Although earnings growth remains positive, the expansion of profit margins is anticipated to occur at a slower pace, adding to the challenges faced by Indian businesses. Analysts project that margins will grow by 50 basis points year-on-year, continuing a trend of margin expansion for the seventh consecutive quarter. However, this growth rate is expected to be slower compared to earlier quarters.

In terms of sector performance, defensive stocks are likely to outperform, with Communication Services and Industrials predicted to lead in revenue growth. The Materials sector, on the other hand, is expected to lag, mainly due to declining earnings. In regard to earnings growth specifically, Communication Services, Health Care, and Utilities are forecasted to excel, while the Materials and Energy sectors are projected to face declines.

At the stock level, Bharti Airtel, Tata Consultancy Services, and NTPC are expected to significantly contribute to the overall earnings of the Sensex. Conversely, JSW Steel is predicted to be one of the weakest performers for the quarter.

Additionally, analysts expect that half of the coverage universe will report margin expansion, with Utilities and Financials likely to see the most substantial improvements. However, sectors such as government-owned oil companies and construction materials are expected to encounter declining margins, compounding their difficulties.

Looking ahead, analysts forecast three-year compound annual growth rates (CAGRs) for Sensex and Nifty revenues at 11% and 12%, respectively, with net profit CAGRs of 15% and 10%. Nonetheless, the consensus earnings growth estimate for the Sensex for fiscal year 2025 has been reduced by 3% over the past three months, now at 13.4%, indicating increasing caution among market participants.

In this context, Health Care and Utilities have seen the most favorable earnings revisions recently, indicating potential growth in these sectors. Analysts recommend investing in large private banks, select consumer and industrial stocks, and shares of IT service companies as the earnings season approaches.

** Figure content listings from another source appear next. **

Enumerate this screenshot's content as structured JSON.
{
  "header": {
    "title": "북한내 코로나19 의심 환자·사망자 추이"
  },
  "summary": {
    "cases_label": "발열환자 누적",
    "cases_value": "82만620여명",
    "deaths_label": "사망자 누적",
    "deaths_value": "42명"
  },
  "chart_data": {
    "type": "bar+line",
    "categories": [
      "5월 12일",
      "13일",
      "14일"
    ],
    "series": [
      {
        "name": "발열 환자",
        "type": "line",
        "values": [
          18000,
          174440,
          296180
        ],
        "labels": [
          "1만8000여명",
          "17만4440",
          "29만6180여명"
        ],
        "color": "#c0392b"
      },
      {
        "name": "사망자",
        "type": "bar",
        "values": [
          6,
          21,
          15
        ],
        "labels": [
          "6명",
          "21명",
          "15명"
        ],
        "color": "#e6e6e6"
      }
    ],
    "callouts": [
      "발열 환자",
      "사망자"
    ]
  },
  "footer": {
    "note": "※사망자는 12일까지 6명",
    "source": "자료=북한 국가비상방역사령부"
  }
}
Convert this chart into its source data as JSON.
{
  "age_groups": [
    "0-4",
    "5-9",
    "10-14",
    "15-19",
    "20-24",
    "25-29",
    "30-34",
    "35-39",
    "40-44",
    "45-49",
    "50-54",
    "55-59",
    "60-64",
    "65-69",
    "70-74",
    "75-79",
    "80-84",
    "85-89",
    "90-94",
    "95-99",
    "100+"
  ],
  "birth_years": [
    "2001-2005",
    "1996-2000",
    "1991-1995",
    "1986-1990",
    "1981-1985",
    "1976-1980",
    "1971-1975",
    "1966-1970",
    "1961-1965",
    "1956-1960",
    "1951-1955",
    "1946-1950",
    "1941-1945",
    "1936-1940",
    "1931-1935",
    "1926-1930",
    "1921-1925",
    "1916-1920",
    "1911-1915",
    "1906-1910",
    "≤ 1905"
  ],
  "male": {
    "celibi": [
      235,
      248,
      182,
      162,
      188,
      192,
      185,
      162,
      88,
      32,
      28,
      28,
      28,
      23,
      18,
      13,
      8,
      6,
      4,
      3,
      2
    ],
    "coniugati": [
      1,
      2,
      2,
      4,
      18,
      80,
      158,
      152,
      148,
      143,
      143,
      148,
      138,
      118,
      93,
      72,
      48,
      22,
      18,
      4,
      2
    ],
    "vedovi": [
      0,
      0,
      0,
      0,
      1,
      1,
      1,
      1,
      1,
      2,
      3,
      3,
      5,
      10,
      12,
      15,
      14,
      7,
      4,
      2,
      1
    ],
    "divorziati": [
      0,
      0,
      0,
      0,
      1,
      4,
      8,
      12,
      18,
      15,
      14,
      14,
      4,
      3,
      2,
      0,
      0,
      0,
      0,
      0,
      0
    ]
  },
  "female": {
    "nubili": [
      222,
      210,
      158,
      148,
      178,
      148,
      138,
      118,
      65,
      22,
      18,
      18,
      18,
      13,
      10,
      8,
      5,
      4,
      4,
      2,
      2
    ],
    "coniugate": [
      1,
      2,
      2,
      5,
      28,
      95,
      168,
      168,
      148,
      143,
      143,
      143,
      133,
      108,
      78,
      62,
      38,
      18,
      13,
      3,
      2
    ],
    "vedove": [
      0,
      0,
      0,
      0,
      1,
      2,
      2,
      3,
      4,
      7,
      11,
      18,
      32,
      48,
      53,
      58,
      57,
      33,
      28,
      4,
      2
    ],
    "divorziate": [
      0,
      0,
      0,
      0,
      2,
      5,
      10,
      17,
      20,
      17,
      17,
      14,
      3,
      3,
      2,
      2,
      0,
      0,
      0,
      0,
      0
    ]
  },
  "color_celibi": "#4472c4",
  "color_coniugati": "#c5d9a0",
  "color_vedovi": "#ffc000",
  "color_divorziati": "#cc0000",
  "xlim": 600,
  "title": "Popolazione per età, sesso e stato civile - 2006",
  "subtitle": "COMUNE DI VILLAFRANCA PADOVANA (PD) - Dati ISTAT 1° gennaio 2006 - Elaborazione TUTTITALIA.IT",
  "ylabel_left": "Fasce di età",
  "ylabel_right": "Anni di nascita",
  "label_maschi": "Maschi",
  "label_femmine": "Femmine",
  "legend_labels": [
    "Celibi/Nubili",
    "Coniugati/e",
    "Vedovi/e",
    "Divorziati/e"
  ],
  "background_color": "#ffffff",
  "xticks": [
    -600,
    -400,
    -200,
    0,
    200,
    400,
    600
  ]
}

Certain companies, such as Bharti Airtel, have a promising outlook due to anticipated future tariff hikes, while NTPC’s growth relies on capacity additions. However, risks remain, including higher capital expenditures, delays in tariff increases, and weaker-than-expected market conditions.

Tata Consultancy Services presents a mixed outlook, showing strong growth potential linked to its execution capabilities and favorable currency movements, while facing macroeconomic headwinds, rising attrition rates, and geopolitical risks.

JSW Steel, predicted to have one of the weakest earnings performances, faces significant risks from declining steel prices and possible delays in expansion projects. Nevertheless, strong domestic demand could mitigate some of these challenges.

In conclusion, while Indian corporations have shown resilience, the outlook for the September quarter suggests increasing uncertainty and the likelihood of a slowdown, highlighted by soft revenue growth and limited margin expansion. Analysts at Morgan Stanley remain cautious, advising selective exposure in key sectors as companies navigate this challenging landscape.